Huit bataillons sont formés en novembre 1915, auxquels s'ajoutent un
bataillon d'instruction et un de réserve. Les drapeaux portent des
inscriptions en letton, le commandement est letton et les ordres
donnés en letton.
Fusiliers lettons en 1915 |
Le
commandement russe estime que ces unités seront plus efficaces pour
défendre la Lettonie dont la chute menacerait inéluctablement la
sécurité de la capitale Saint-Pétersbourg. Les bataillons lettons
rencontrent un certain succès puisqu'ils sont assiégés par les
volontaires, dont des émigrés de retour en Russie, tandis que les
Lettons servant dans l'armée russe demandent à pouvoir y être
affecté. En définitive ces bataillons strictement lettons ne
comprennent pas plus d'un quart des Lettons servant dans l'armée
russe, soit en septembre 1916 environ 30 à 35 000 hommes sur 150 à
160 000 Lettons mobilisés dans l'armée impériale.
Sur
le front, les bataillons parviennent à contenir l'avance allemande à
la fin de 1915. Les troupes du Kaiser ne parviennent pas à atteindre
Riga et au début de 1916 le front est stabilisé. Entre septembre et
novembre 1916, les 8 bataillons sont transformés en 8 régiments
divisés en 2 brigades, l'une commandée par le Major-Général
August Misins, la seconde par le colonel Auzans. C'est à ce moment
que Jukums Vacietis, un diplômé de l'Académie militaire de
Saint-Pétersbourg et commandant du 5° régiment letton demande la
création d'un corps d'armée letton.
Fusiliers lettons dans les tranchées face aux Allemands |
En
mars 1916, les régiments lettons sont à l'avant-garde de
l'offensive lancée par la 12° armée russe sur le front nord. En
juillet, ils participent à une offensive de diversion vers Riga,
puis à la bataille de l'ile de la Mort et à l'offensive de Noël.
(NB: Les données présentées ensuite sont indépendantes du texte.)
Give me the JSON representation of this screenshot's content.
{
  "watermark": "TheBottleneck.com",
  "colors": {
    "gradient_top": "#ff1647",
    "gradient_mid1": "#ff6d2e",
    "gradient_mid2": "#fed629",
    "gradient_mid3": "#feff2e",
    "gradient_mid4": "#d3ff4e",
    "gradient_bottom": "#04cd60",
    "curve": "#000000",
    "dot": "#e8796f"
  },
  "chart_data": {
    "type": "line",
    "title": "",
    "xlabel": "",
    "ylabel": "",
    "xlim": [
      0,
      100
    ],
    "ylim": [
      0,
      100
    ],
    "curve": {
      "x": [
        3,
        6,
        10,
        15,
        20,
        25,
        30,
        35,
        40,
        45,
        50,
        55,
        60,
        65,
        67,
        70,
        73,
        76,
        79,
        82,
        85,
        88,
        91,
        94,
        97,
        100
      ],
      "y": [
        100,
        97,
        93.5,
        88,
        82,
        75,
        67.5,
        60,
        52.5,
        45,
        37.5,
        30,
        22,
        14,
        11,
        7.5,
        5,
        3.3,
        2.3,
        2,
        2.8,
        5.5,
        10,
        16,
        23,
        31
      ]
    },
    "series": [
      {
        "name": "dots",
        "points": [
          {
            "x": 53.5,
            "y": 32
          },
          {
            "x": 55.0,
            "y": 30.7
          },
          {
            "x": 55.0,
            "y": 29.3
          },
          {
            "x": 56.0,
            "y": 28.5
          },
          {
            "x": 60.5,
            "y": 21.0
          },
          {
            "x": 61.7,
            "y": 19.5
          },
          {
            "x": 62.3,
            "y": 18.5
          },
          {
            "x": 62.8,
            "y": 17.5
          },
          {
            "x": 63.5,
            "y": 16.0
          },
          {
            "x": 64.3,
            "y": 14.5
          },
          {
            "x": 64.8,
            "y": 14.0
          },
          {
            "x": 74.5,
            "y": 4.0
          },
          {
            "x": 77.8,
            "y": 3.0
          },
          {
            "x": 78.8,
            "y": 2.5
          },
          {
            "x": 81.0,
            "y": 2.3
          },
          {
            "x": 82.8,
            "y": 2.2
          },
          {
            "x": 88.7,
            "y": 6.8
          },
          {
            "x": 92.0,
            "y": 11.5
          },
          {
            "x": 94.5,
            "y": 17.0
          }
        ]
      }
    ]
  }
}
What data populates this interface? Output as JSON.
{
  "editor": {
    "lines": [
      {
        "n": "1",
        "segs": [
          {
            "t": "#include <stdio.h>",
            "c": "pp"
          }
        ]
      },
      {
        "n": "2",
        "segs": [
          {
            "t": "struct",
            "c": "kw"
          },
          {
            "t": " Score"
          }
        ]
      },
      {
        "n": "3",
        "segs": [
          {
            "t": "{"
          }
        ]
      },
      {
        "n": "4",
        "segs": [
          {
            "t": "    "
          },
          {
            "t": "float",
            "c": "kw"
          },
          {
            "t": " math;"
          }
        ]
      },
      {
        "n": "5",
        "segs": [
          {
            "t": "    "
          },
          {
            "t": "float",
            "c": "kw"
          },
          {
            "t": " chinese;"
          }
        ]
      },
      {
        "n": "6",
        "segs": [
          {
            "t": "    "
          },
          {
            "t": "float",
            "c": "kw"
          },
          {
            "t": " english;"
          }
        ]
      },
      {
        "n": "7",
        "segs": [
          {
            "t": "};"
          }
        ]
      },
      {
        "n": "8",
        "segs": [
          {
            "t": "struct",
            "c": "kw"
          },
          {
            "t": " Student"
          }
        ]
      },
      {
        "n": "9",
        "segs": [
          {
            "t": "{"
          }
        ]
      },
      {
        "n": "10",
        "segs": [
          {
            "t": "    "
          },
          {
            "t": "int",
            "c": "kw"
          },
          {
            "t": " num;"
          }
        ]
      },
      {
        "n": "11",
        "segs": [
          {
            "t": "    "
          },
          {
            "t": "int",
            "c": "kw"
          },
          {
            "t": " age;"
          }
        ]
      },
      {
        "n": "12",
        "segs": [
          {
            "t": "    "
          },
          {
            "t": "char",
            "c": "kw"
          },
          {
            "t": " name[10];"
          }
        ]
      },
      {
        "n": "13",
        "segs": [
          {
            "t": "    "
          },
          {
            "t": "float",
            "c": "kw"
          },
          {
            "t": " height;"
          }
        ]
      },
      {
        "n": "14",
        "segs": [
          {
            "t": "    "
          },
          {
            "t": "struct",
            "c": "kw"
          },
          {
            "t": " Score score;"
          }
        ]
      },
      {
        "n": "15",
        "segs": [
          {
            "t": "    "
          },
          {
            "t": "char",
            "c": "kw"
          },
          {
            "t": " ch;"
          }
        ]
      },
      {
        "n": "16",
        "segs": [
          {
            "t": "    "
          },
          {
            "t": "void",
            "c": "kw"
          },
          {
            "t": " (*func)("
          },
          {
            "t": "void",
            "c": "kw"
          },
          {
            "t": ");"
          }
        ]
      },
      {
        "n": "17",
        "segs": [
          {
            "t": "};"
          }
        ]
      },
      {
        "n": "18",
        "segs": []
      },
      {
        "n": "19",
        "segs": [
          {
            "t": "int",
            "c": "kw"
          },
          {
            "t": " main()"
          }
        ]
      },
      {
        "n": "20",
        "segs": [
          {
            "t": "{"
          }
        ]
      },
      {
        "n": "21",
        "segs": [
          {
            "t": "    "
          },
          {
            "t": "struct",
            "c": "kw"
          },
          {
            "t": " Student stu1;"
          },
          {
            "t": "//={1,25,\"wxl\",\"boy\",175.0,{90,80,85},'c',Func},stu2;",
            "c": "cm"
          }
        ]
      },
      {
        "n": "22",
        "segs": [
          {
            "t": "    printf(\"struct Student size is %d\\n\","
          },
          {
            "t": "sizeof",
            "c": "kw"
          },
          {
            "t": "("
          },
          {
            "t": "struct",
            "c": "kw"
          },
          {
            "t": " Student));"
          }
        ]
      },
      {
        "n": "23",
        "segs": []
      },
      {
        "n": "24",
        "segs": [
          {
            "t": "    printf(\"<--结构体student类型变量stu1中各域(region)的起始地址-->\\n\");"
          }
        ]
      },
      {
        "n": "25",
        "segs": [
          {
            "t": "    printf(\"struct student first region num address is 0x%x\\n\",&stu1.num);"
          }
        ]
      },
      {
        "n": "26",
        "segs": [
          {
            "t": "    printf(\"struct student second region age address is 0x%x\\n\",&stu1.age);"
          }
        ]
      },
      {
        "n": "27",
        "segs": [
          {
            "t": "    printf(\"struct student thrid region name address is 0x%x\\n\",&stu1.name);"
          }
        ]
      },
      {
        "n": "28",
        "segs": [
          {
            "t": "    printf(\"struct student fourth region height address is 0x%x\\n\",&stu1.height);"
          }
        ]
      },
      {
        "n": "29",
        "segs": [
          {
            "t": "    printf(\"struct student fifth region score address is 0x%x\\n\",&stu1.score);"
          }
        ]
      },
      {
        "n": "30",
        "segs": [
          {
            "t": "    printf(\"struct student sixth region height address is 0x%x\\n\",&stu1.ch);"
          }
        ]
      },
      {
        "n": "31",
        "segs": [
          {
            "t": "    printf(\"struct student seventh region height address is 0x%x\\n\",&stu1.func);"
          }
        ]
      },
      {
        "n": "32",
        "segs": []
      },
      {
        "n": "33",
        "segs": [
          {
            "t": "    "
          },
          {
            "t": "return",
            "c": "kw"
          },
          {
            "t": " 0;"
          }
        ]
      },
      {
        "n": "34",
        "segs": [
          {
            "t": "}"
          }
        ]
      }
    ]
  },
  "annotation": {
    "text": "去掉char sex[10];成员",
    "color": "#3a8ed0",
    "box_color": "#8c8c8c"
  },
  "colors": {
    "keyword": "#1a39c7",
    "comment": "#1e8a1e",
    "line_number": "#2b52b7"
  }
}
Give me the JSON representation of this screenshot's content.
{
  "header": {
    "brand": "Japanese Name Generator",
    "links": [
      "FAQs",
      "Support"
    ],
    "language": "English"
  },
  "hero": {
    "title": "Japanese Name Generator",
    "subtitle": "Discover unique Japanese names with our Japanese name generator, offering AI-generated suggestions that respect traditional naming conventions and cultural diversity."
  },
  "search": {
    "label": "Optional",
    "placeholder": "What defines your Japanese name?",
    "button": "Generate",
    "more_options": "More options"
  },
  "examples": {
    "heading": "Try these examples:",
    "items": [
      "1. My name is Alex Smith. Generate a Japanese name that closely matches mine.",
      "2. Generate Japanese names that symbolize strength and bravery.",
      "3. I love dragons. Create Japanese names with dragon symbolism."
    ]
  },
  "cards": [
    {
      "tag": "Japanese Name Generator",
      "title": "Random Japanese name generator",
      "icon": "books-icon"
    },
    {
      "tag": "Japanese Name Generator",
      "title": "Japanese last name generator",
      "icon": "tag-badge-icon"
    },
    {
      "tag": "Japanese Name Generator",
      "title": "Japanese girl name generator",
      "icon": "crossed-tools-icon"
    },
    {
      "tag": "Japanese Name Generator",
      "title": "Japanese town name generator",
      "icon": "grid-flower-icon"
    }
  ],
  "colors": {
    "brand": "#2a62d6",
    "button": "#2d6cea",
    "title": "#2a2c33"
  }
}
Souvent, lors de ces opérations, les Lettons parviennent à percer
le front allemand, mais à chaque fois les unités russes qui les
accompagnent sont à la traine et ne peuvent les relever causant
ainsi dans les rangs lettons de lourdes pertes et les obligeant à
revenir à leur point de départ. Dans ces conditions il est peu
étonnant que se diffuse chez les fusiliers le sentiment de servir de
chair à canon et d'être les victimes d'une trahison de la part des
Russes, même si l'incompétence des généraux du Tsar et le manque
d'allant des fantassins russes expliquent avant tout les défaillances
lors des offensives. Les social-démocrates lettons qui se sont
opposés à la formation des régiments lettons, dans lesquels ils
voient avant tout des gardiens de la puissance tsariste, profitent de
ces sentiments pour développer leur propagande.
Les
fusiliers de Février à Octobre 1917.
Avec
la révolution de Février 1917, le calme s'installe sur le front
balte. Dans la partie de la Lettonie non occupée par les Allemands
s'installe un conseil territorial provincial bien que le gouvernement
provisoire n'accorde qu'une autonomie très réduite à la province.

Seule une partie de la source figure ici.